Bakanın yarattığı kirlilik
1960 yılında çıkardığı Papirüs dergisi ancak 4 sayı yayımlanabildi. 1965’te yazarlıkla yaşamını sürdürmeye karar verip görevinden ayrıldığında ise Tomris Uyar ve Ülkü Tamer’le birlikte Papirüs’ü yeniden yayımlamaya başladı. Haziran 1966 ile Mayıs 1970 arasında 47 sayı yayımlanabilen dergi yine kapanınca devlet memuriyetine geri döndü Süreya. 1975’te bu kez, Darphane müdürüyken kendi isteği dışında görevinden alındı. Yeni göreve gelen Milliyetçi Cephe hükümetinin Maliye Bakanı Yılmaz Ergenekon, siyasi fikirleri nedeniyle Süreya’yı görevden almayı kafasına koyar. Ergenekon bu niyeti için darphaneye bir teftiş düzenlese de ne bir açık, ne de eksik bulunamaz. Ama Süreya yine de görevden alınır. Gerekçe ise, teftiş sırasında darphane binasının pis olmasıdır. Süreya ise görevden alınma yazısına , “Darphane binası, tarihi boyunca yalnızca 2 saat kirlenmiştir, o da bakan beyin ziyaretleri nedeniyle” diye karşılık verir.

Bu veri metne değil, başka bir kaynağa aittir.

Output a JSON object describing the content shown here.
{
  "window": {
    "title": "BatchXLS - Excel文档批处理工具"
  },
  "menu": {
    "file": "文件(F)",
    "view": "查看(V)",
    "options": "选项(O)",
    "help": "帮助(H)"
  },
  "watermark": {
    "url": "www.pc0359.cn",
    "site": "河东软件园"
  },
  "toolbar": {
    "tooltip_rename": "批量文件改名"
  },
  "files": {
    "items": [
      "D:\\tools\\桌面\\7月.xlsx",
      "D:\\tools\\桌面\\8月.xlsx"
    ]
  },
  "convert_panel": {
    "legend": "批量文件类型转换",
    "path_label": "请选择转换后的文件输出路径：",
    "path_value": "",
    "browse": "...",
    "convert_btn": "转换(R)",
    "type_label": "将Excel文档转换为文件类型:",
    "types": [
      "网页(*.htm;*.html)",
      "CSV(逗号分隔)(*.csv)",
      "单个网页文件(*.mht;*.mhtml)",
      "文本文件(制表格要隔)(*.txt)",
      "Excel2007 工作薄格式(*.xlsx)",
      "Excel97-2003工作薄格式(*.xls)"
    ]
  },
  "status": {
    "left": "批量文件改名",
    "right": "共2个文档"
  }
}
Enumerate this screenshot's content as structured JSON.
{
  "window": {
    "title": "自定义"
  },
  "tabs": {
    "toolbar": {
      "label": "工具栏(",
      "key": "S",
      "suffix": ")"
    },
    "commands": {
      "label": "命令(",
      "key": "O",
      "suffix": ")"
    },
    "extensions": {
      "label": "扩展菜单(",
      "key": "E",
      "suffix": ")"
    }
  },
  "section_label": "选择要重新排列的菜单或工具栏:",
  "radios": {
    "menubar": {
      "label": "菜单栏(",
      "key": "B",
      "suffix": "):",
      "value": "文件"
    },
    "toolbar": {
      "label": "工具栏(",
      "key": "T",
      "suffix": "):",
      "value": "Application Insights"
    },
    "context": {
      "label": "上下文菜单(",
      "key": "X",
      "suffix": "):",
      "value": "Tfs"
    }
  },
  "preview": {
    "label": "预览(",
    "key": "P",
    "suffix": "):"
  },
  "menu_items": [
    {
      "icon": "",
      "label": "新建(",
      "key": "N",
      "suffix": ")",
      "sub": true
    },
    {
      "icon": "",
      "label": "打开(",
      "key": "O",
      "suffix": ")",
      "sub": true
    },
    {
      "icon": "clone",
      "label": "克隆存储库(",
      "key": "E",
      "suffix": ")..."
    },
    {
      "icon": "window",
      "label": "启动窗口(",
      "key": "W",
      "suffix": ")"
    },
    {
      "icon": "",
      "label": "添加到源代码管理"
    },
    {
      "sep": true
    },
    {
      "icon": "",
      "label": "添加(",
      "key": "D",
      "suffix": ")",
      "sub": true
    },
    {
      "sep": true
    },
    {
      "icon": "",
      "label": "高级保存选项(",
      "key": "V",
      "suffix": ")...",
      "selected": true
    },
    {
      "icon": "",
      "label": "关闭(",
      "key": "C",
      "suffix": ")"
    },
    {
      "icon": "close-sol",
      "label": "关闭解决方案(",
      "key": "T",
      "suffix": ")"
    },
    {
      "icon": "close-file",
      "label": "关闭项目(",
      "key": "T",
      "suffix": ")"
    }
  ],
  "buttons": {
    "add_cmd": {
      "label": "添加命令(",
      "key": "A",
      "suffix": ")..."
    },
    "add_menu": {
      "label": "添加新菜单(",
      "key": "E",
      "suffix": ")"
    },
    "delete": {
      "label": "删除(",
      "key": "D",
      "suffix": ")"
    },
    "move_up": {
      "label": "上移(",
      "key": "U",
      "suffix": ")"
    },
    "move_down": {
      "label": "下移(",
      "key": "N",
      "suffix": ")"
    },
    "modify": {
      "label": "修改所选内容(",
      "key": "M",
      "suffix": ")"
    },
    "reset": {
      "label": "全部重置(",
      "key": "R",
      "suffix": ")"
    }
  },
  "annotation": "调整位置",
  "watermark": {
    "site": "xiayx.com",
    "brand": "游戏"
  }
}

Kadınları o kadar sevdi ki…
1978’de Kültür Bakanlığı’nda Kültür Yayınları Danışma Kurulu üyesi olarak da görev yapan Cemal Süreya, Papirüs’ü 1980 -81 yıllarında 2 sayı daha çıkardıktan sonra 1982’de maliye müfettişi iken emekli oldu. Emeklilik sonrasında yayınevlerinde danışmanlık ve ansiklopedilerde redaktörlük yapan Süreya’nın birçok dergide yazıları ve şiirleri yayımlandı. Oluşum, Türkiye Yazıları, Maliye Yazıları dergileri ile Saçak dergisinin kültür-sanat bölümünü yönetti. Politika, Aydınlık, Yeni Ulus, Yazko ve Somut gazeteleri ile 2000’e Doğru dergisinde köşe yazıları yazdı. Aradan geçen yıllarda geride bıraktığı aşklarından üç evlilik ve bu evliliklerin birinden canından çok sevdiğini söylediği oğlu Memo dünyaya geldi. “Sevmek ne uzun kelimedir” dizesiyle kendisine en güzel aşk şiirlerini yazdıran kadınları ne çok sevdiğini, “Kadınlar, tanrım / Öyle sevdim ki onları / Gelecek sefer/ Dünyaya kadın olarak gelirsem / Eşcinsel olurum” diye anlattı.
Bir iddiada adının “y”sini kaybetti
Şair hakkında imzasının, “fötr şapka mı yoksa insan yüzü mü” olduğundan; soyadındaki “y” harfinin birinin gitmesine neden olan iddiaya dek hakkında birçok efsane üretildi. İmzası genellikle fötr şapkaya benzetilse de Sunay Akın’a göre, imzanın yanlamasına tutulmasıyla Süreya’nın profilden bir görünümü, imzasındaki “ü” harfinin uzunca noktaları da şairin vazgeçemediği sigarayı resmediyordu. Hafızasına güvenerek girdiği ancak kaybettiği bir bahis sonrasında soyadında bir harfi eksilttiğini, “Adımdaki bir harfi atıyorum” diye bitirdiği 1956’da yazdığı “Elma” isimli şiirinde ilan etti. Bahsin konusu kimine göre Ülkü Tamer’le bir telefon numarası konusundaydı, kimine göreyse Mülkiye’den arkadaşı Sezai Karakoç’la aşk üzerineydi.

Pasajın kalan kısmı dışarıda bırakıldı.